Apple has filed for a new patent that could change how digital rights management is handled in its music properties. The patent covers the technology “for enabling a user to obtain rights in a legitimate copy of a digital content unit without downloading the copy from a digital content store.” This approach gives an encrypted copy of the song to the initial buyer, then “transfers the encrypted copy to generate the legitimate copy to a second user.”
In plain English, that means you could potentially share files downloaded from the iTunes store.
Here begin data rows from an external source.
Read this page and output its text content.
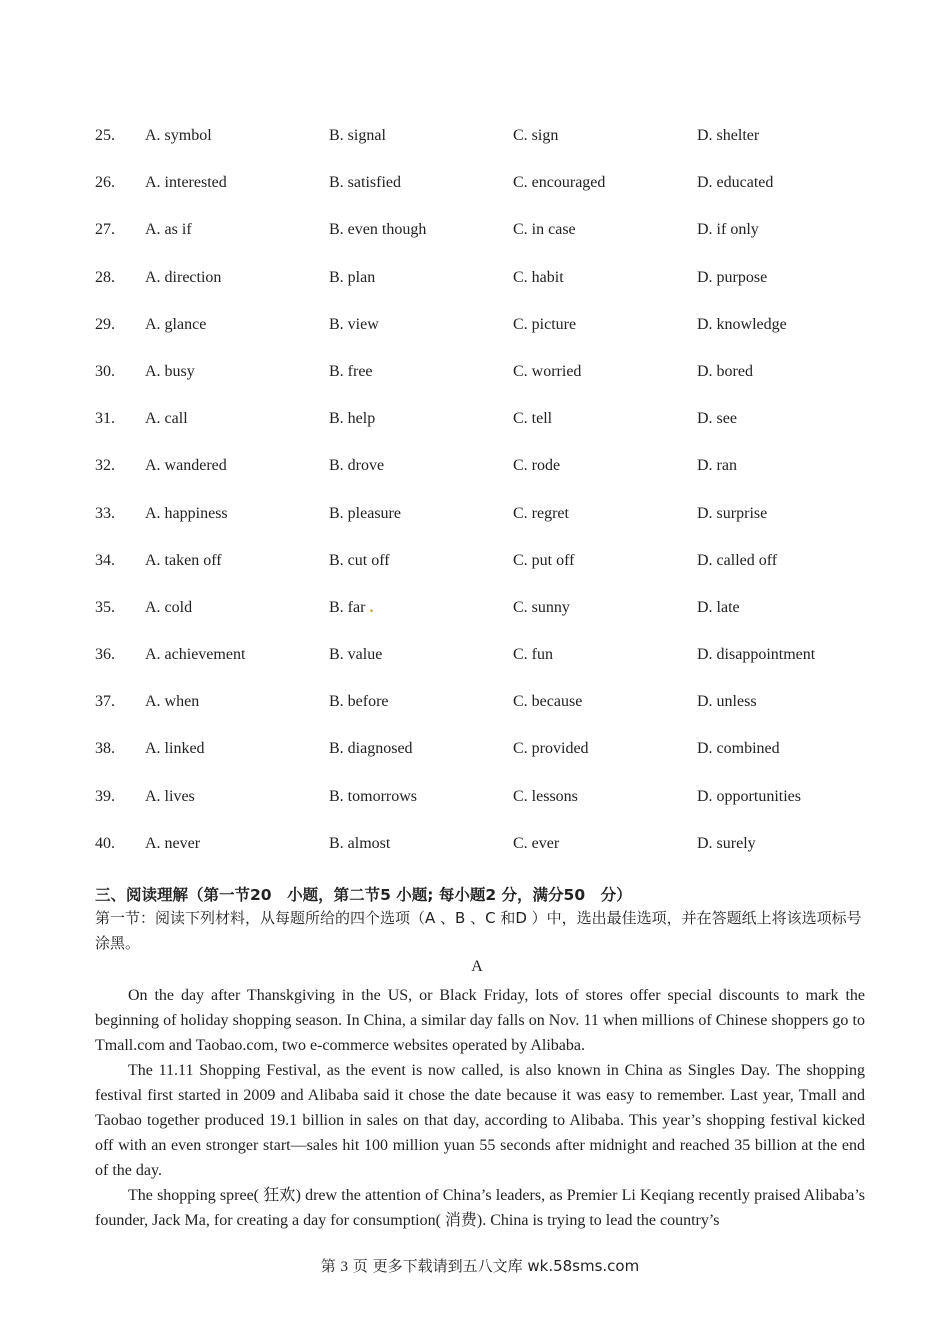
25. A. symbol	B. signal	C. sign	D. shelter
26. A. interested	B. satisfied	C. encouraged	D. educated
27. A. as if	B. even though	C. in case	D. if only
28. A. direction	B. plan	C. habit	D. purpose
29. A. glance	B. view	C. picture	D. knowledge
30. A. busy	B. free	C. worried	D. bored
31. A. call	B. help	C. tell	D. see
32. A. wandered	B. drove	C. rode	D. ran
33. A. happiness	B. pleasure	C. regret	D. surprise
34. A. taken off	B. cut off	C. put off	D. called off
35. A. cold	B. far .	C. sunny	D. late
36. A. achievement	B. value	C. fun	D. disappointment
37. A. when	B. before	C. because	D. unless
38. A. linked	B. diagnosed	C. provided	D. combined
39. A. lives	B. tomorrows	C. lessons	D. opportunities
40. A. never	B. almost	C. ever	D. surely
三、阅读理解（第一节20　小题，第二节5 小题; 每小题2 分，满分50　分）
第一节：阅读下列材料，从每题所给的四个选项（A 、B 、C 和D ）中，选出最佳选项，并在答题纸上将该选项标号涂黑。
A

On the day after Thanskgiving in the US, or Black Friday, lots of stores offer special discounts to mark the beginning of holiday shopping season. In China, a similar day falls on Nov. 11 when millions of Chinese shoppers go to Tmall.com and Taobao.com, two e-commerce websites operated by Alibaba.

The 11.11 Shopping Festival, as the event is now called, is also known in China as Singles Day. The shopping festival first started in 2009 and Alibaba said it chose the date because it was easy to remember. Last year, Tmall and Taobao together produced 19.1 billion in sales on that day, according to Alibaba. This year’s shopping festival kicked off with an even stronger start—sales hit 100 million yuan 55 seconds after midnight and reached 35 billion at the end of the day.

The shopping spree( 狂欢) drew the attention of China’s leaders, as Premier Li Keqiang recently praised Alibaba’s founder, Jack Ma, for creating a day for consumption( 消费). China is trying to lead the country’s

第 3 页 更多下载请到五八文库 wk.58sms.com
It could also lead to a new pricing structure, where an initial buyer pays a one cost for the download and the second user pays a different price for the authorization without a download. “This may encourage users to trade or copy digital content units as well as authorize these copies,” the patent says. “Such sharing may, in turn, reduce piracy or illegal copying since the opportunity cost of having one or more rights in an authorized copy of the digital content unit may be reduced.”
This shift to a two-tier price scheme could be a helpful change for Apple, which has been seeing an accelerating decline in revenue from the iTunes Store. A price structure that’s more open to sharing and lower costs for listeners could add a second revenue stream, even as sales (presumably) continue to fade. Also, the patent could have applications for Beats Music whenever it formally re-launches under the Apple banner. Might Beats also have a song-sharing feature? We’ll have to wait and see.